Loi asile et immigration

Des garanties procédurales en baisse, un durcissement des conditions de rétention.

Loi asile et immigration

Le gouvernement a présenté en Conseil des ministres du mercredi 21 février 2018 un projet de loi « pour une immigration maîtrisée et un droit d’asile effectif ».

Malgré quelques voies d’amélioration, notamment l’accès à la carte de résident des parents d’enfants bénéficiaires d’une protection internationale, ou encore l’extension à quatre ans de la carte de séjour pluriannuelle pour les bénéficiaires d’une protection subsidiaire, de nombreuses associations dont la Cimade, Forum réfugiés, le Réseau éducation sans frontières, le Secours populaire ou encore le Secours catholique, regrettent une baisse de plusieurs garanties procédurales pour les demandeurs d’asile et le durcissement des conditions de rétention. 

L’objectif de réduction des délais de procédure ne doit en aucun cas se faire au détriment de la qualité du processus d’examen et de prise de décision.

En ce qui concerne l’allongement de la durée de la rétention, qui passerait de 45 à 90 jours (pouvant s’étendre jusqu’à 135 jours exceptionnellement), une mesure inefficace et totalement disproportionnée qui ne fait qu’augmenter les souffrances et les traumatismes liés à l’enfermement dans un CRA (centre de rétention administrative).

Pour ceux qui n’ont jamais entendu parler d’un CRA, voici quelques extraits d’un article de la Dépêche sur son site internet datant du 19 /02/2018 : « Samedi d’hiver, Mathilde Panot sonne à l’entrée. « Députée de la République », elle se présente, souhaite visiter le CRA. Portes et portiques, accès sécurisés… Dans le poste central, les policiers de garde veillent trois grands écrans. Neuf cases sur chaque, présumant 27 caméras dans les blocs : d’emblée le décor carcéral est posé… Le plan sur le mur présente les blocs. Trois zones « hommes » de 30 personnes, une zone « femmes », une zone « famille » pour un total de 120 places théoriques… Les zones de déambulation ouvrent sur un dédale impersonnel et aseptisé d’angles droits à parois lisses et verdure réglementaire sous la coursive. Propreté sans aspérité des couloirs et des portes mécanisant le parcours judiciaire des interpellés… Les plus chanceux ont un portable et tentent de débrouiller leur avenir. Les autres ruminent la menace en marchant. Devant la télé enfermée dans une armoire métallique vitrée se mure un Tunisien. Cours et salles « détente » sont vides, personne non plus autour du baby-foot blindé… Le stress permanent fait des ravages, souligne Pablo Martin, intervenant pour la Cimade qui assiste les personnes en rétention. 45 jours, c’est très dur alors quatre mois… Même des policiers secouent la tête… »
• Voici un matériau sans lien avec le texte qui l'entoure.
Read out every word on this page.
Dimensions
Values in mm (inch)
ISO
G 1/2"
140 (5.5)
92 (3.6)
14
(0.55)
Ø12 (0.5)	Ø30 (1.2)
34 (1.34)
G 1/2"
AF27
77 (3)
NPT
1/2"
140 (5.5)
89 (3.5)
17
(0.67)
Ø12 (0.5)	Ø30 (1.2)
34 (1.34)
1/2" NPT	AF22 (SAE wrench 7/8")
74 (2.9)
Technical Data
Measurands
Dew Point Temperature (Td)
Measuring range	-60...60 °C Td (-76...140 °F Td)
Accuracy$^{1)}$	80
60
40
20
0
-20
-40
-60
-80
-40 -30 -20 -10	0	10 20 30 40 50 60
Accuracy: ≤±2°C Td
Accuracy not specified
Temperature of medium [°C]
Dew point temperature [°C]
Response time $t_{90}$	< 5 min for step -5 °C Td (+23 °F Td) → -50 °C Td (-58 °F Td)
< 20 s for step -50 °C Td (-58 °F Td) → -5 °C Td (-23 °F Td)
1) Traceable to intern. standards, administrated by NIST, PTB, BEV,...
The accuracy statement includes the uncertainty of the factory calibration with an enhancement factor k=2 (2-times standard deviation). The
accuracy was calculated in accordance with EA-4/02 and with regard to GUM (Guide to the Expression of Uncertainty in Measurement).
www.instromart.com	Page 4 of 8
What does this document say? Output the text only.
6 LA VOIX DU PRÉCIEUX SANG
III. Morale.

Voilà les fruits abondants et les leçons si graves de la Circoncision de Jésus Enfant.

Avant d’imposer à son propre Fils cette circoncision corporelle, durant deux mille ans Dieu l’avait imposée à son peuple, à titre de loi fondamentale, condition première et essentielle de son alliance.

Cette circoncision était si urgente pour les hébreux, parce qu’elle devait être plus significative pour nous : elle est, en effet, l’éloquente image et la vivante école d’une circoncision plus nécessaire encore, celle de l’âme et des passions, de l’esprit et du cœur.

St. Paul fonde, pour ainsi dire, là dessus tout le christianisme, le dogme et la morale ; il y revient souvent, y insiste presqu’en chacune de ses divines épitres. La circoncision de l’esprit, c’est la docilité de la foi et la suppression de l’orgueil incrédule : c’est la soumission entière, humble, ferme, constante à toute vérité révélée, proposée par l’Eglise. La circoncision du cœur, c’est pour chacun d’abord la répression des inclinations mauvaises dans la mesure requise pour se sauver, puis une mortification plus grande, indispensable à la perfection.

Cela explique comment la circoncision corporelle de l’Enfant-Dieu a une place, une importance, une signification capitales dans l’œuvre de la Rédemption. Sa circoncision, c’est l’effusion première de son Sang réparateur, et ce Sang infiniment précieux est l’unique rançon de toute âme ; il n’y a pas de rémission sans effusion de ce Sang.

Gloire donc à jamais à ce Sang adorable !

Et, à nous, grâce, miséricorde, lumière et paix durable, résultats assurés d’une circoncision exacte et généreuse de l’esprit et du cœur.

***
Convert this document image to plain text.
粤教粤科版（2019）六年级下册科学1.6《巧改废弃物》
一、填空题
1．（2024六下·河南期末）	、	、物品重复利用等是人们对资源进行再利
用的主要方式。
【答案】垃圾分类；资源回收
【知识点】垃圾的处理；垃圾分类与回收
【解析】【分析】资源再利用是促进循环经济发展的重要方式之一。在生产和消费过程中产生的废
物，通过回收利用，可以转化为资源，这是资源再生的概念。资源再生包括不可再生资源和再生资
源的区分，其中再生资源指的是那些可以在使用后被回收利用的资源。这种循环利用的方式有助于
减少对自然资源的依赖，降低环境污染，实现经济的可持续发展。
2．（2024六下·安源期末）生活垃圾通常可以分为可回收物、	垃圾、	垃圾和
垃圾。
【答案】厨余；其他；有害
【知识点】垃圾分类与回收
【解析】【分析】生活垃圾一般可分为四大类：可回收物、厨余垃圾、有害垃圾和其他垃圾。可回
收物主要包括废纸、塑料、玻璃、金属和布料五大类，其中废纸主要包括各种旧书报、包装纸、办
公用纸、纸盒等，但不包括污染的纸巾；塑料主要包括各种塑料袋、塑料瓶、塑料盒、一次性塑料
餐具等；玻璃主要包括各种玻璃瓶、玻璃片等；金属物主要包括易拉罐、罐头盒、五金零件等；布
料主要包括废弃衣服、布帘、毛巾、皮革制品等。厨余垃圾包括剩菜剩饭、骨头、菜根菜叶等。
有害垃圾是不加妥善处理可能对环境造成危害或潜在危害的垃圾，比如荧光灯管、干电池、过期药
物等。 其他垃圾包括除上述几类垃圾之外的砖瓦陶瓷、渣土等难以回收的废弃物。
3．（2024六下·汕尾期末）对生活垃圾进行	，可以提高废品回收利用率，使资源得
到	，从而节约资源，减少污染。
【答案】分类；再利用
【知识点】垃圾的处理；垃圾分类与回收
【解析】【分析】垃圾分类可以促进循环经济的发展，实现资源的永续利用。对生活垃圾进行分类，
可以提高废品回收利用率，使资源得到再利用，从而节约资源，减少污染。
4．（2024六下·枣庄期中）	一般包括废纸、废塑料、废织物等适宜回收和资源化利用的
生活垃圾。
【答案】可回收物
Respecter les droits serait beaucoup plus efficace et moins coûteux. La loi Cazeneuve de 2016 avait rétabli une intervention d’un juge des libertés et de la détention pour le contrôle la procédure de rétention dans les 48 premières heures de la rétention et ainsi en cas de non-respect de la loi par la police ou le préfet, la personne était remise en liberté (23% des procédures annulées et 8% de procédures d’expulsion sans voir le juge des libertés).
Désormais, il est question de revenir aux effets de la loi Besson de 2011 qui avait repoussée une intervention d’un juge des libertés et de la détention à cinq jours. Cette intervention tardive d’un juge des libertés et de la détention avait conduit à une explosion du nombre d’expulsions sans audience (60% des procédures) sans voir le juge en 2011 selon la Cimade.

Après une analyse approfondie des dispositions du projet de loi, les associations feront part de propositions aux parlementaires en vue de l’amender, pour que soit mise en œuvre une politique d’asile, d’intégration à la fois juste, efficace, et respectueuse des droits des personnes.

 

La France a déjà été condamnée à six reprises par la Cour européenne des droits de l’homme pour ces « traitements inhumains et dégradants ». Les Nations Unies recommandent vivement de les faire cesser, tout comme le Défenseur des droits.